Le vampire s’est volatilisé, utilisant ce qui lui restait de sang pour s’enfuir. Vieille chauve souris écornée s’échoue à Pré-au-Lard. Quelle idée… Crachat vomit sur le sol, paume plaquée sur l’estomac. Il faut toujours achever un vampire quand l’occasion est donnée, faute de quoi le monstre prend le pas, un innocent est tué, et votre ennemi revient, bien décidé à achever ce que vous n’auriez jamais dû commencer. La menace gronde, la bête vitupère. Cela fait bien longtemps que le démon n’a été ainsi blessé. Évitant avec soin les escarmouches et immunisé à nombre d’enchantements, il a baissé sa garde. Cela ne se reproduira pas. L’oeil trouble, il titube dans la nuit, repère une silhouette. Petit bout de femme insouciant. Bande volonté pour tenir à distance le fauve quémandant pitance, il tente une approche.
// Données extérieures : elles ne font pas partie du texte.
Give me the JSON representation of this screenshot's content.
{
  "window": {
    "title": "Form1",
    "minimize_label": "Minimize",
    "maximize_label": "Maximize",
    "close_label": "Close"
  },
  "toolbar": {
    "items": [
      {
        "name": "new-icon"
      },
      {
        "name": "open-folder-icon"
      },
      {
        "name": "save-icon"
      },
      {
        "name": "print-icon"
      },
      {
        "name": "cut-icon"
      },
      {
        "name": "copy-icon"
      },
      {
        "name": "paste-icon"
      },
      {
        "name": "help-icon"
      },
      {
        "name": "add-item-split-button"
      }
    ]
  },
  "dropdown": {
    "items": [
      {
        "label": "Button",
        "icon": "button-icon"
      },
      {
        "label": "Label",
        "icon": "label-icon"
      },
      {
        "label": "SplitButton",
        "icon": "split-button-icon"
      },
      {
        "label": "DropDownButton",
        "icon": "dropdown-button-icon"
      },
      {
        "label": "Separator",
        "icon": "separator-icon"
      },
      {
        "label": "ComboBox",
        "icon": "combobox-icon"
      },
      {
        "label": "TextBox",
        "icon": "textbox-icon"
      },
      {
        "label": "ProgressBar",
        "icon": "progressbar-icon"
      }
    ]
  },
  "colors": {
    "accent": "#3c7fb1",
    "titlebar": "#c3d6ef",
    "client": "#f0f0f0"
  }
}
La belle se retourne, Venus auréolée de flammes dans la clarté d’une nuit enluminée.

« Paix ! »
Grognement urgent. « J’ai besoin de votre aide, je ne vous tuerai pas. Laissez-moi juste vous prendre un peu de sang pour refermer cette blessure, et je partirai. » Marchandage d’urgence. Le fier Rowle n’a plus rien d’étourdissant. Les secondes défilant étiolent le contrôle de son esprit. Qu’elle accepte, sinon un monstre pourrait bien se charger d'exiger son assentiment directement à l’artère la plus proche.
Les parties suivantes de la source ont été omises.